5.2. In de door appellante op 25 januari 2008 via internet gemelde wijziging per 1 februari 2008 is inderdaad niet stopzetting van de studiefinanciering of wijziging van opleiding te lezen. Het besluit van 25 januari 2008 houdt een correcte verwerking van die melding in. Zou die verwerking niet in overeenstemming zijn geweest met die melding, dan zou het op de weg van appellante hebben gelegen om daarvan melding te maken. Aangezien appellante die weg toen niet heeft bewandeld, ligt het in de rede aan te nemen dat dat besluit weergeeft wat appellante met haar melding heeft bedoeld te bereiken. Van onjuiste verwerking van die melding is dan ook geen sprake.
5.3. Het aanbod bedoeld in 2.2 is door de Minister gedaan in zijn verweerschrift van 10 november 2008 aan de rechtbank. Appellante heeft dat aanbod aanvaard bij haar brief van 15 december 2008 aan de rechtbank en vervolgens bij brief van 19 januari 2009 aan de rechtbank haar beroep ingetrokken. Bij brief van 28 januari 2009 heeft de Minister aan de rechtbank meegedeeld dat hem is gebleken dat zijn aanbod - in verband met het feit dat appellante eerst op 18 september 2008 de leeftijd van 18 jaren heeft bereikt - in strijd is met het dwingendrechtelijk bepaalde in artikel 2.3, eerste lid, van de WSF 2000. Uit die mededeling is af te leiden dat de Minister van zijn aanbod is teruggekomen en de bij appellante ontstane verwachtingen niet zal honoreren.

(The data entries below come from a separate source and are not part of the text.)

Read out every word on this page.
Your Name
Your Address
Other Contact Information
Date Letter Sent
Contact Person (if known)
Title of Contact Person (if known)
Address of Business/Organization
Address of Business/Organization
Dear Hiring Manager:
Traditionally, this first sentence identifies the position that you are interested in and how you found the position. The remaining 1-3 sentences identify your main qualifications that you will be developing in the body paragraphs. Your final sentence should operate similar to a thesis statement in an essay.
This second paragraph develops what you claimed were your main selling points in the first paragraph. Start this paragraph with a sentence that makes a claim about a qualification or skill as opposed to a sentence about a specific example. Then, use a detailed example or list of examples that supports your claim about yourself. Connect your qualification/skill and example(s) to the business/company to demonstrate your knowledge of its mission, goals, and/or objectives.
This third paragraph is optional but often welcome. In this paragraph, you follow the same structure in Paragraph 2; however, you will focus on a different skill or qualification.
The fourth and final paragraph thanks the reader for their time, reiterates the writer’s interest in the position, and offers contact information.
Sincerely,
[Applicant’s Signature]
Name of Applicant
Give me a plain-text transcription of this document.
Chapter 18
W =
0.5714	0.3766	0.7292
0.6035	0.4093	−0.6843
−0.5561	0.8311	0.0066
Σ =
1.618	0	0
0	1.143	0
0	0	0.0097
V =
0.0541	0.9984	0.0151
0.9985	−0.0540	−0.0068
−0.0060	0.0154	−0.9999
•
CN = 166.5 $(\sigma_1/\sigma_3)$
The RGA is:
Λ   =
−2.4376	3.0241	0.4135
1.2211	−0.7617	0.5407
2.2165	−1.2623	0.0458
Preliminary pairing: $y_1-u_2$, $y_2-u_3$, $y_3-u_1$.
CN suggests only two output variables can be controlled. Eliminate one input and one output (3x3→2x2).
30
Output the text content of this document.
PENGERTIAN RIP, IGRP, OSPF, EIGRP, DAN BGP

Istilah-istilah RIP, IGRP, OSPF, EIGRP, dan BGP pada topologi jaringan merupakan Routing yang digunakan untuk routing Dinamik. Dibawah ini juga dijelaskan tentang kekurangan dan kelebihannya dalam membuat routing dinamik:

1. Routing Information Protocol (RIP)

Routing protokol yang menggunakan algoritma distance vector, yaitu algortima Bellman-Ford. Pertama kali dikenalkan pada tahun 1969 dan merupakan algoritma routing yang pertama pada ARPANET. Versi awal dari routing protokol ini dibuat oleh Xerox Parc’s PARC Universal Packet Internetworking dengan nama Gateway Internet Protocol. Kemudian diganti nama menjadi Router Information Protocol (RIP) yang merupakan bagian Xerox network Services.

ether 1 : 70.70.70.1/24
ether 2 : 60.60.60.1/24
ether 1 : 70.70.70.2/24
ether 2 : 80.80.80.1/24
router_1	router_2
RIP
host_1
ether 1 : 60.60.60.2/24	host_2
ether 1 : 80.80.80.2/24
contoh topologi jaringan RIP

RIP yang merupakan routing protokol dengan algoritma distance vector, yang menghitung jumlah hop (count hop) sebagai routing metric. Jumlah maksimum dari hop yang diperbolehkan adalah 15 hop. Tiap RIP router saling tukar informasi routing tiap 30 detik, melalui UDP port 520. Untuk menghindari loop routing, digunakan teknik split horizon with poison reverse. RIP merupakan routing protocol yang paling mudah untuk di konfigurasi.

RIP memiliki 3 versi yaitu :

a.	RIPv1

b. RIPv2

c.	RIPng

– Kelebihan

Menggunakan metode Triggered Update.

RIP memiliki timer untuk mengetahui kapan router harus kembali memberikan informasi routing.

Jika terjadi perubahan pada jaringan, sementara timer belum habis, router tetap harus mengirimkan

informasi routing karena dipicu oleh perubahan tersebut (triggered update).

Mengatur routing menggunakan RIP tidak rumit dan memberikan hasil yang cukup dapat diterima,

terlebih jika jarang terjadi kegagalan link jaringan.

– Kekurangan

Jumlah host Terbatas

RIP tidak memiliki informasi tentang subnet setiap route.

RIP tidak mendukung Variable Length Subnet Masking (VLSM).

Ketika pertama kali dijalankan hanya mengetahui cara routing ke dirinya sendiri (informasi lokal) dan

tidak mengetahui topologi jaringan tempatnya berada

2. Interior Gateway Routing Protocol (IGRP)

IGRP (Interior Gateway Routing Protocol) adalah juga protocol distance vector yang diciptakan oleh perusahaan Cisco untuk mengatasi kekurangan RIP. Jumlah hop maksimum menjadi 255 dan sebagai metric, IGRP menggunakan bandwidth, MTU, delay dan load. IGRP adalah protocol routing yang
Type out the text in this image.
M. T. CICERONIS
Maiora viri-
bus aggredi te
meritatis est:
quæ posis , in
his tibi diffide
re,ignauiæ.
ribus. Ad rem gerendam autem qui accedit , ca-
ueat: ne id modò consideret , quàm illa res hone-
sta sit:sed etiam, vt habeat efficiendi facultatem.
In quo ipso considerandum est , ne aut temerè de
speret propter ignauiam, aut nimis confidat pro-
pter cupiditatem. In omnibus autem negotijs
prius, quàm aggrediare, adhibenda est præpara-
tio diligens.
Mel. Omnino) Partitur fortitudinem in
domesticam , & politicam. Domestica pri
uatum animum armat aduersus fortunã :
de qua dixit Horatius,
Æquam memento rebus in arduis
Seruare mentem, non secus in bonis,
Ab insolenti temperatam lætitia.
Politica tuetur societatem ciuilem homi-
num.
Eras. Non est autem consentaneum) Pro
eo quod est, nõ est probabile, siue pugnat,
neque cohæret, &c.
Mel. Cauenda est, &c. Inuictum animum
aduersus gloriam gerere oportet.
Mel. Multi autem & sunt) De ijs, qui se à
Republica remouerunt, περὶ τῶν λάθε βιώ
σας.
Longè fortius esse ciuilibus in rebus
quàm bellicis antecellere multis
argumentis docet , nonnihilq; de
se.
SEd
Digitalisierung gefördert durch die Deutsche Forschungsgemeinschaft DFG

Dit alles heeft zich afgespeeld na het besluit op bezwaar dat in de beroepsfase ter beoordeling aan de rechtbank voorlag. In het aanbod van de Minister is niet te lezen dat hij het besluit op bezwaar niet langer handhaaft. Ook overigens is niet in te zien dat de aanbodkwestie op enigerlei wijze van invloed zou kunnen zijn op de in beroep voorliggende beoordeling en met name op de beantwoording van de vraag of de Minister bij het nemen van dat besluit ten onrechte geen gebruik heeft gemaakt van de hardheidsclausule. De rechtbank heeft dan ook terecht het aanbod van de Minister en bijgevolg de intrekking van het beroep door appellante buiten beschouwing gelaten.
Van feiten en/of omstandigheden die voor de Minister bij het nemen van het besluit op bezwaar een beletsel hadden dienen of behoren te vormen om te weigeren gebruik van de hardheidsclausule te maken, is de Raad evenmin als de rechtbank uit de gedingstukken kunnen blijken.
6. Gelet op het hiervoor in 5.1, 5.2 en 5.3 overwogene faalt het hoger beroep en dient de aangevallen uitspraak te worden bevestigd.
7. Voor een proceskostenveroordeling bestaat geen aanleiding.
De Centrale Raad van Beroep;
Bevestigt de aangevallen uitspraak.
Deze uitspraak is gedaan door G. van der Wiel als voorzitter en G.J.H. Doornewaard en J. Brand als leden, in tegenwoordigheid van R.L. Venneman als griffier. De beslissing is uitgesproken in het openbaar op 7 mei 2010.